The Fate raced outwards, powering away from the Elencher vessel and heading out on a great curve that would take it rolling over the invisible sphere that was the closest approach limit it had set. The Sober Counsel was moving off on an opposite course from the Appeal To Reason, which was still following the Culture ship. A direction which would turn into an intercept course if they all held these headings. Oh, shit, the Fate thought.

They were still close enough to each other to just talk, but the Fate thought it ought to be a little more formal, so it signalled.

xGCU Fate Amenable To Change (Culture)

oExplorer Ship Sober Counsel (Whoever)

Whatever you are, if you advance on an intercept course on the far side of the closest approach limit, I’ll open fire. No further warnings.

No reply. Just the blaze of multi-band mania from the Appeal To Reason, following behind it. The Sober Counsel’s course didn’t alter.
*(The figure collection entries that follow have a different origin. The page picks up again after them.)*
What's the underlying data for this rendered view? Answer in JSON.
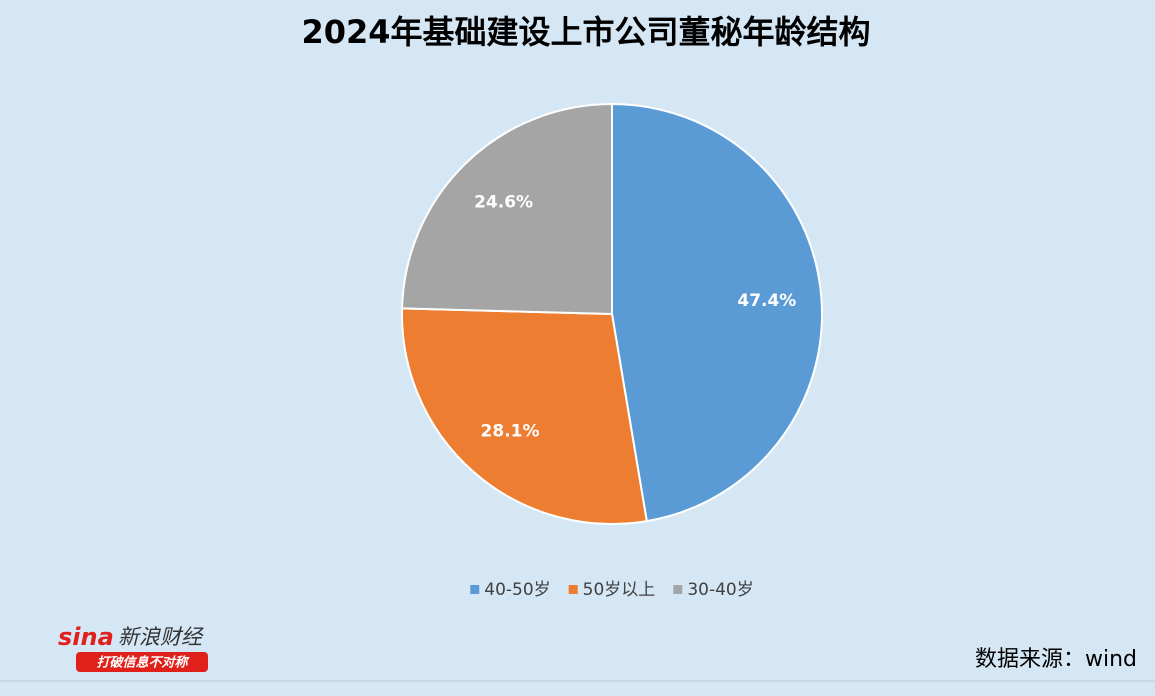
{
  "chart_data": {
    "type": "pie",
    "title": "2024年基础建设上市公司董秘年龄结构",
    "categories": [
      "40-50岁",
      "50岁以上",
      "30-40岁"
    ],
    "values": [
      47.4,
      28.1,
      24.6
    ],
    "value_labels": [
      "47.4%",
      "28.1%",
      "24.6%"
    ],
    "colors": [
      "#5b9bd5",
      "#ed7d31",
      "#a5a5a5"
    ],
    "legend": "bottom",
    "source": "数据来源：wind"
  },
  "logo": {
    "brand": "sina",
    "name": "新浪财经",
    "slogan": "打破信息不对称"
  }
}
The Fate concentrated its attention on the last known locations of the three other Elench craft; the trio which the Break Even had said were all war-configured. The other two couldn’t be ignored, but the new arrivals had to constitute the greatest threat for now. It scanned the data it had on the specifications of the Elench craft, calculating, simulating; war-gaming. Grief, to be doing this with ships that were practically Culture ships! The simulation runs came out equivocal. It could easily deal with the two craft, even staying within range of the Excession (as though that was a wise limitation anyway!), but if the other three joined in the fun, and certainly if they attacked, it could well find itself in trouble.